Cyanotypie

1842–1950

cyanotype

Anna Atkins, Festuca Ovina (Echter Schaf-Schwingel), 1854, Cyanotypie, 35 x 24,8 cm, Victoria and Albert Museum, London

Wie beim Fotogramm handelt es sich bei der Cyanotypie um eine kameralose Direktbelichtung. Das heisst, ein Gegenstand oder ein Negativ wird direkt auf ein lichtempfindliches Papier gelegt und einer Lichtquelle – also einer Lampe oder dem Sonnenlicht – ausgesetzt. Cyanotypiepapier wird nicht wie bei anderen fotografischen Verfahren mit Silbersalzen, sondern mit einer Eisenverbindung beschichtet. Während der Belichtung färbt sich das Papier gelbbraun. Dort, wo die Gegenstände Schatten hinterlassen, behält das Papier seine ursprüngliche Farbe. So entsteht vorübergehend ein Negativ, welches sich aber im anschliessenden Wasserbad in ein blau-weisses Positiv verwandelt. Beim Trocknen wird die blaue Farbe noch stärker. Wegen des auffälligen Farbtons wird das Verfahren auch Blaudruck oder Eisenblaudruck genannt. Erfunden wurde die Cyanotypie vom englischen Astronomen John Frederick William Herschel (1792–1871), der auch die Begriffe ‹Fotografie›, ‹Negativ› und ‹Positiv› prägte.
Cyanotypien fanden in der Wissenschaft und in der Kunst unterschiedliche Verwendung. Die englische Pflanzenforscherin Anna Atkins (1799–1871) arbeitete bereits 1843 mit dem damals neuen Verfahren, um Bilder für die Studien über britische Algenarten von William Henry Harvey (1811–1866) herzustellen. Anstatt wie damals üblich zum Zeichenstift zu greifen, setzte Atkins das Blaudruckverfahren ein und schuf 1843 somit das erste mit Fotografien bebilderte Buch Photographs of British Algae. Cyanotype Impressions (1843–1853, dt. Übersetzung, Fotografien von britischen Algen. Cyanotypische Eindrücke). Dieses wird auch heute noch in verschiedenen Ausstellungen gezeigt. Aber auch für andere Arbeitsbereiche war das Verfahren ideal. So machten Ingenieur_innen bis ins 20. Jahrhundert hinein kostengünstige Kopien von ihren Bauplänen, die Blaupausen (auf Englisch blueprints) genannt werden.
Trotz der heute vorwiegend digitalen Technologien bekommt das alte Verfahren der Cyanotypie auch in der zeitgenössischen Kunst wieder vermehrte Aufmerksamkeit. Künstler_innen wie Anna Niskanen (*1990), David Gagnebin-de Bons (*1979), Alan Butler (*1981), Annie Lopez (Geburtsjahr unbekannt) oder Angela Chalmers (Geburtsjahr unbekannt) experimentieren damit, in dem sie nicht nur Papier mit der lichtempfindlichen Eisenbeschichtung bearbeiten, sondern auch andere Materialien wie Stoff oder Keramik.

Literatur

Christina Z. Anderson, Cyanotype. The Blueprint in Contemporary Practice (London: Routledge, 2019).

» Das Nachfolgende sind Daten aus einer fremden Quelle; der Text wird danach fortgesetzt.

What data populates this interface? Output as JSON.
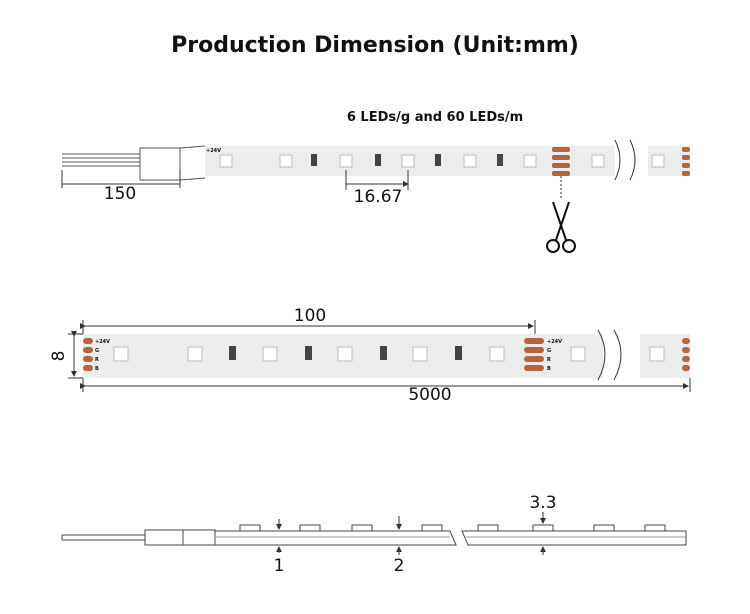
{
  "header": {
    "title": "Production Dimension (Unit:mm)"
  },
  "top_view": {
    "subtitle": "6 LEDs/g and 60 LEDs/m",
    "cable_length": "150",
    "led_pitch": "16.67",
    "pad_label": "+24V"
  },
  "strip_view": {
    "cut_length": "100",
    "total_length": "5000",
    "width": "8",
    "pad_labels": [
      "+24V",
      "G",
      "R",
      "B"
    ]
  },
  "side_view": {
    "led_height": "3.3",
    "cable_thickness": "1",
    "strip_thickness": "2"
  }
}
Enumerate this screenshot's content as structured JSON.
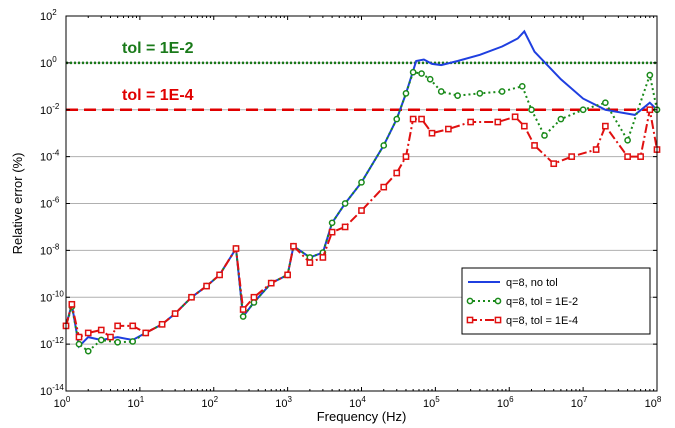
{
  "chart_data": {
    "type": "line",
    "xlabel": "Frequency (Hz)",
    "ylabel": "Relative error (%)",
    "xscale": "log",
    "yscale": "log",
    "xlim": [
      1,
      100000000
    ],
    "ylim": [
      1e-14,
      100
    ],
    "grid": "horizontal",
    "legend_position": "lower-right",
    "x_ticks": [
      {
        "base": "10",
        "exp": "0",
        "value": 1
      },
      {
        "base": "10",
        "exp": "1",
        "value": 10
      },
      {
        "base": "10",
        "exp": "2",
        "value": 100
      },
      {
        "base": "10",
        "exp": "3",
        "value": 1000
      },
      {
        "base": "10",
        "exp": "4",
        "value": 10000
      },
      {
        "base": "10",
        "exp": "5",
        "value": 100000
      },
      {
        "base": "10",
        "exp": "6",
        "value": 1000000
      },
      {
        "base": "10",
        "exp": "7",
        "value": 10000000
      },
      {
        "base": "10",
        "exp": "8",
        "value": 100000000
      }
    ],
    "y_ticks": [
      {
        "base": "10",
        "exp": "-14",
        "value": 1e-14
      },
      {
        "base": "10",
        "exp": "-12",
        "value": 1e-12
      },
      {
        "base": "10",
        "exp": "-10",
        "value": 1e-10
      },
      {
        "base": "10",
        "exp": "-8",
        "value": 1e-08
      },
      {
        "base": "10",
        "exp": "-6",
        "value": 1e-06
      },
      {
        "base": "10",
        "exp": "-4",
        "value": 0.0001
      },
      {
        "base": "10",
        "exp": "-2",
        "value": 0.01
      },
      {
        "base": "10",
        "exp": "0",
        "value": 1
      },
      {
        "base": "10",
        "exp": "2",
        "value": 100
      }
    ],
    "annotations": [
      {
        "text": "tol = 1E-2",
        "y": 1,
        "color": "#1a7a1a",
        "style": "dotted"
      },
      {
        "text": "tol = 1E-4",
        "y": 0.01,
        "color": "#e00000",
        "style": "dashed"
      }
    ],
    "series": [
      {
        "name": "q=8, no tol",
        "color": "#1f3fe0",
        "style": "solid",
        "marker": "none",
        "points": [
          [
            1,
            6e-12
          ],
          [
            1.2,
            5e-11
          ],
          [
            1.5,
            8e-13
          ],
          [
            2,
            2e-12
          ],
          [
            3,
            1.5e-12
          ],
          [
            5,
            2e-12
          ],
          [
            8,
            1.5e-12
          ],
          [
            12,
            3e-12
          ],
          [
            20,
            7e-12
          ],
          [
            30,
            2e-11
          ],
          [
            50,
            1e-10
          ],
          [
            80,
            3e-10
          ],
          [
            120,
            9e-10
          ],
          [
            200,
            1.2e-08
          ],
          [
            250,
            1.5e-11
          ],
          [
            350,
            6e-11
          ],
          [
            600,
            4e-10
          ],
          [
            1000,
            9e-10
          ],
          [
            1200,
            1.5e-08
          ],
          [
            2000,
            5e-09
          ],
          [
            3000,
            8e-09
          ],
          [
            4000,
            1.5e-07
          ],
          [
            6000,
            1e-06
          ],
          [
            10000,
            8e-06
          ],
          [
            20000,
            0.0003
          ],
          [
            30000,
            0.004
          ],
          [
            40000,
            0.05
          ],
          [
            55000,
            1.2
          ],
          [
            70000,
            1.4
          ],
          [
            90000,
            0.9
          ],
          [
            120000,
            0.8
          ],
          [
            200000,
            1.2
          ],
          [
            400000,
            2.2
          ],
          [
            800000,
            5
          ],
          [
            1300000,
            11
          ],
          [
            1600000,
            22
          ],
          [
            2200000,
            3
          ],
          [
            5000000,
            0.2
          ],
          [
            10000000,
            0.03
          ],
          [
            20000000,
            0.01
          ],
          [
            50000000,
            0.006
          ],
          [
            80000000,
            0.02
          ],
          [
            100000000,
            0.01
          ]
        ]
      },
      {
        "name": "q=8, tol = 1E-2",
        "color": "#1a8a1a",
        "style": "dotted",
        "marker": "circle",
        "points": [
          [
            1,
            6e-12
          ],
          [
            1.2,
            4e-11
          ],
          [
            1.5,
            1e-12
          ],
          [
            2,
            5e-13
          ],
          [
            3,
            1.5e-12
          ],
          [
            5,
            1.2e-12
          ],
          [
            8,
            1.3e-12
          ],
          [
            12,
            3e-12
          ],
          [
            20,
            7e-12
          ],
          [
            30,
            2e-11
          ],
          [
            50,
            1e-10
          ],
          [
            80,
            3e-10
          ],
          [
            120,
            9e-10
          ],
          [
            200,
            1.2e-08
          ],
          [
            250,
            1.5e-11
          ],
          [
            350,
            6e-11
          ],
          [
            600,
            4e-10
          ],
          [
            1000,
            9e-10
          ],
          [
            1200,
            1.5e-08
          ],
          [
            2000,
            5e-09
          ],
          [
            3000,
            8e-09
          ],
          [
            4000,
            1.5e-07
          ],
          [
            6000,
            1e-06
          ],
          [
            10000,
            8e-06
          ],
          [
            20000,
            0.0003
          ],
          [
            30000,
            0.004
          ],
          [
            40000,
            0.05
          ],
          [
            50000,
            0.4
          ],
          [
            65000,
            0.35
          ],
          [
            85000,
            0.2
          ],
          [
            120000,
            0.06
          ],
          [
            200000,
            0.04
          ],
          [
            400000,
            0.05
          ],
          [
            800000,
            0.06
          ],
          [
            1500000,
            0.1
          ],
          [
            2000000,
            0.01
          ],
          [
            3000000,
            0.0008
          ],
          [
            5000000,
            0.004
          ],
          [
            10000000,
            0.01
          ],
          [
            20000000,
            0.02
          ],
          [
            40000000,
            0.0005
          ],
          [
            80000000,
            0.3
          ],
          [
            100000000,
            0.01
          ]
        ]
      },
      {
        "name": "q=8, tol = 1E-4",
        "color": "#e01010",
        "style": "dashdot",
        "marker": "square",
        "points": [
          [
            1,
            6e-12
          ],
          [
            1.2,
            5e-11
          ],
          [
            1.5,
            2e-12
          ],
          [
            2,
            3e-12
          ],
          [
            3,
            4e-12
          ],
          [
            4,
            2e-12
          ],
          [
            5,
            6e-12
          ],
          [
            8,
            6e-12
          ],
          [
            12,
            3e-12
          ],
          [
            20,
            7e-12
          ],
          [
            30,
            2e-11
          ],
          [
            50,
            1e-10
          ],
          [
            80,
            3e-10
          ],
          [
            120,
            9e-10
          ],
          [
            200,
            1.2e-08
          ],
          [
            250,
            3e-11
          ],
          [
            350,
            1e-10
          ],
          [
            600,
            4e-10
          ],
          [
            1000,
            9e-10
          ],
          [
            1200,
            1.5e-08
          ],
          [
            2000,
            3e-09
          ],
          [
            3000,
            5e-09
          ],
          [
            4000,
            6e-08
          ],
          [
            6000,
            1e-07
          ],
          [
            10000,
            5e-07
          ],
          [
            20000,
            5e-06
          ],
          [
            30000,
            2e-05
          ],
          [
            40000,
            0.0001
          ],
          [
            50000,
            0.004
          ],
          [
            65000,
            0.004
          ],
          [
            90000,
            0.001
          ],
          [
            150000,
            0.0015
          ],
          [
            300000,
            0.003
          ],
          [
            700000,
            0.003
          ],
          [
            1200000,
            0.005
          ],
          [
            1600000,
            0.002
          ],
          [
            2200000,
            0.0003
          ],
          [
            4000000,
            5e-05
          ],
          [
            7000000,
            0.0001
          ],
          [
            15000000,
            0.0002
          ],
          [
            20000000,
            0.002
          ],
          [
            40000000,
            0.0001
          ],
          [
            60000000,
            0.0001
          ],
          [
            80000000,
            0.01
          ],
          [
            100000000,
            0.0002
          ]
        ]
      }
    ]
  }
}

Brian Arnold, Alternate Processes in Photography. Technique, History, and Creative Potential (New York: Oxford University Press, 2017).

Geoffrey Batchen, Emanations. The Art of the Cameraless Photograph (München; London; New York: DelMonico Books, 2016).

Larry Schaaf und Joshua Chuang (Hg.), Sun Gardens. Cyanotypes of Anna Atkins, Ausst. Kat., New York Public Library (München: Delmonico Books, 2018).

Katharina Steidl, Am Rande der Fotografie. Eine Medialitätsgeschichte des Fotogramms im 19. Jahrhundert (Berlin: De Gruyter, 2019).

Mike Ware, «Herschel’s Cyanotype. Invention or Discovery?», in History of Photography 22, Nr. 4 (Winter 1998), 371–379.